24.11.21

A bússola da liberdade condicional

 

The Jesus and Marcy Chain, “I Love Rock ‘N’ Roll”, in https://www.youtube.com/watch?v=veb_3IWtiJM

A Áustria entrou em confinamento e vai tornar obrigatória a vacinação contra a COVID-19Quatro jogadores do Bayern de Munique recusaram a vacina, entrando em isolamento profilático (devido a contacto com casos positivos). O clube não vai pagar a remuneração correspondente às duas semanas de ausência. Aos poucos, mais Estados ponderam tornar obrigatória a vacina contra a COVID-19. A fronteira da liberdade individual parece esbater-se no fumo da retórica que regressa a uma discussão que percorre páginas e páginas de livros de filosofia moral: a liberdade individual deve ceder perante o bem comum sempre que lhe cause danos. Mais difícil é localizar a fronteira entre os dois valores.

A liberdade individual dissolve-se no argumentário dos defensores de medidas musculadas que impõem a vacina obrigatória. A descrença no livre-arbítrio, e na inerente responsabilidade individual, aumenta na proporção do pânico que ameaça tomar conta do espaço público com mais um crescimento de casos de COVID-19. A lógica assenta na vacinação obrigatória para dissipar as hipóteses de contágio. Em socorro desta linha argumentativa, a correlação (mas ainda não a causalidade inequívoca) entre novos casos de COVID-19 e pessoas que não estavam vacinadas. 

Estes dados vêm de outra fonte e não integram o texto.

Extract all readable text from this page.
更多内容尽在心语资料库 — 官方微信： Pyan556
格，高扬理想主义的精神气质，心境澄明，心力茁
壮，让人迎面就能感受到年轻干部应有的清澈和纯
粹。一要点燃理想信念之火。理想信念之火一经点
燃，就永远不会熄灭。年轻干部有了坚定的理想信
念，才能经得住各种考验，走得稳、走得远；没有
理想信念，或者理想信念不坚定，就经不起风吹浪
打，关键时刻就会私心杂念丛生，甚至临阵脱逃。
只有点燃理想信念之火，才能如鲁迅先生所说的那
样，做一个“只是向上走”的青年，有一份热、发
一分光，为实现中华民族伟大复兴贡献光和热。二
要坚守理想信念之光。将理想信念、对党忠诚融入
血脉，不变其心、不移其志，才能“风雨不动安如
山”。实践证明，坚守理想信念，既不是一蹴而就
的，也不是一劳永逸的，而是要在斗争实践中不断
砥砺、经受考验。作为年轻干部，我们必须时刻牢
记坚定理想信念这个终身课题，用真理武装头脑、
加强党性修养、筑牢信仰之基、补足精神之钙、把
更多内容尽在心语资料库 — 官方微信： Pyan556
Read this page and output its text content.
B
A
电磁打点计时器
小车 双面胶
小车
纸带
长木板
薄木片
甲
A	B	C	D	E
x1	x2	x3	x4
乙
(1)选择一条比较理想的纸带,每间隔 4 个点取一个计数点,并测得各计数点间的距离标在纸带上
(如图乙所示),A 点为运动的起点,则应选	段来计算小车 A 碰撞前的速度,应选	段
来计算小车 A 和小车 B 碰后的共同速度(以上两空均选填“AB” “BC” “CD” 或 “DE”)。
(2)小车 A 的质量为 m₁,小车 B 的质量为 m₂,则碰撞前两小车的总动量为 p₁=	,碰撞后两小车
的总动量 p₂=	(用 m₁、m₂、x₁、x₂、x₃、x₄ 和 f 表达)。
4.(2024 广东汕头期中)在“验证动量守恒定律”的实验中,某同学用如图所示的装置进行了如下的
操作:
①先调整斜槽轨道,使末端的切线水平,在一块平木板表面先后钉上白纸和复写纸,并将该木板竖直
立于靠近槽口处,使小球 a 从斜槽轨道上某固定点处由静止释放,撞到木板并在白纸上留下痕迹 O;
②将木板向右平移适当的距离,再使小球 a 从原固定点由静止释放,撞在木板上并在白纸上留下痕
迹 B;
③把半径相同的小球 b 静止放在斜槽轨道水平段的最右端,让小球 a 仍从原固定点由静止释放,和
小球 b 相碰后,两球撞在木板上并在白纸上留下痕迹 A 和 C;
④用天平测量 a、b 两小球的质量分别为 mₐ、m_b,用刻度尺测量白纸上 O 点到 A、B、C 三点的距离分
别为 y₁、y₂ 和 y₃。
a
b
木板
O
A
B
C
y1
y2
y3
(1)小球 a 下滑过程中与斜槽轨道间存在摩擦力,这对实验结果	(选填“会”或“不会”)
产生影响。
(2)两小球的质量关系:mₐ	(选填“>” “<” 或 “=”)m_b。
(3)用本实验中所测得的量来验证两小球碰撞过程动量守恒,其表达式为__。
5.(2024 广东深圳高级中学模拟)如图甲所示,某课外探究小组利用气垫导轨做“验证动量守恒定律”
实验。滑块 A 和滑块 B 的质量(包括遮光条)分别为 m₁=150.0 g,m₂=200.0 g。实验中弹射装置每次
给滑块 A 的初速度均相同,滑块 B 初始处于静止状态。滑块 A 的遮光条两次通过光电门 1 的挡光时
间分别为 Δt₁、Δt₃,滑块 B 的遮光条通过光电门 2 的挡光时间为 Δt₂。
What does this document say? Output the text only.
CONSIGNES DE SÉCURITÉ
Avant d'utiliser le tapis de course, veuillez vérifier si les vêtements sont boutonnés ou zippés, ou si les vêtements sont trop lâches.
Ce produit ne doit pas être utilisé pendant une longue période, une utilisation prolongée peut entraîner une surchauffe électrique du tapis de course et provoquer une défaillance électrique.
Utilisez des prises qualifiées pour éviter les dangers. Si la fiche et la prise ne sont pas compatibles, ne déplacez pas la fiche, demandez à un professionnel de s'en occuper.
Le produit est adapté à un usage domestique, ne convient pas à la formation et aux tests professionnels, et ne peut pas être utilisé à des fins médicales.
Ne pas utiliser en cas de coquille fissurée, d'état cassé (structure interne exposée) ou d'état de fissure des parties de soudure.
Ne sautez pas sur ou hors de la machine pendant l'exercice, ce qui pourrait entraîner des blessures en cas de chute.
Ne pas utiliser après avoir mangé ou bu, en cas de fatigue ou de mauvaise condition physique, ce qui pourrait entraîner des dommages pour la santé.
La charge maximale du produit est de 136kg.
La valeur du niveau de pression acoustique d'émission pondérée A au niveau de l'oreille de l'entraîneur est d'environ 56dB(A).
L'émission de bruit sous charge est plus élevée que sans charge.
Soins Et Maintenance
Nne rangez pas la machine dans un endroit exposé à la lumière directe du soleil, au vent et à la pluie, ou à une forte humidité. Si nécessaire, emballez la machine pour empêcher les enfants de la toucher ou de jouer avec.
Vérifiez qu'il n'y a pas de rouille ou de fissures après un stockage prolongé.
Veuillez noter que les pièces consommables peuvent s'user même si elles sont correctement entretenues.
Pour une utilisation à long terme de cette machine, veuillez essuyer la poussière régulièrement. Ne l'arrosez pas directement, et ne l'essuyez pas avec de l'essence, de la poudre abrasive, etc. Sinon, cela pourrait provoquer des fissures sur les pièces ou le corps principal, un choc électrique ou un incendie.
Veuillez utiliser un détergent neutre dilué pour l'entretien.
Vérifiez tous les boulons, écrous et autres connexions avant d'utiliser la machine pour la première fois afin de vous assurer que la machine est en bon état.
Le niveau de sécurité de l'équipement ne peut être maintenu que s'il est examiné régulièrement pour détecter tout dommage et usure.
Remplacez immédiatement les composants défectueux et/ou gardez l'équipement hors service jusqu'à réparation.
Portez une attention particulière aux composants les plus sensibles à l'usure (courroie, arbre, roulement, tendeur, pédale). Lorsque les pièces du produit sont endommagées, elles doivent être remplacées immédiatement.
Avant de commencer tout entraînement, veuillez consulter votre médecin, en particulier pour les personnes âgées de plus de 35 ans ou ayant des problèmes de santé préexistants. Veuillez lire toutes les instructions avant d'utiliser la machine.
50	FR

Os que se agarram à liberdade individual como esteio inviolável sentem-se cercados. Protestam. Recusam a vacina e outras medidas que cerceiem a sua liberdade (novos confinamentos; apresentação obrigatória de certificados de vacinação ou de testes negativos à COVID-19). Alguns, mais radicais, tecem extrapolações rasantes a teorias conspirativas: é o Estado a mostrar um músculo incompatível com a democracia liberal (nos Estados que o são). Em resposta, os governos esgrimem uma nova TINA (“there is no alternative”): se estas medidas excecionais não forem adotadas, viveremos reféns do vírus, a pandemia não capitulará e mais mortes engrossarão as estatísticas. No meio do xadrez argumentativo, é mais difícil encontrar a bússola da liberdade. A liberdade individual está hipotecada? E, sendo-o, é defensável que as limitações se devem às exigências de contenção da pandemia?

Estas são perguntas a que é difícil responder. É importante contextualizar: mesmo nas democracias liberais, não é de agora a adoção de medidas restritivas sempre que circunstâncias excecionais as convocam. O recurso a estas limitações tem de ser enquadrado pela Constituição. Ela define em que condições podem ser impostas restrições à liberdade individual através do estado de exceção. Para muitos, os requisitos de legitimidade das restrições à liberdade individual foram atendidos durante a pandemia. A emergência justificou a exceção. Esta legitimou a entorse temporária da liberdade individual. Em nome do bem comum. E se fomos passivos enquanto destinatários destas medidas? E se aceitámos, acriticamente, a justificação do estado de exceção? E se fomos, por via da passividade, cúmplices da limitação da liberdade individual?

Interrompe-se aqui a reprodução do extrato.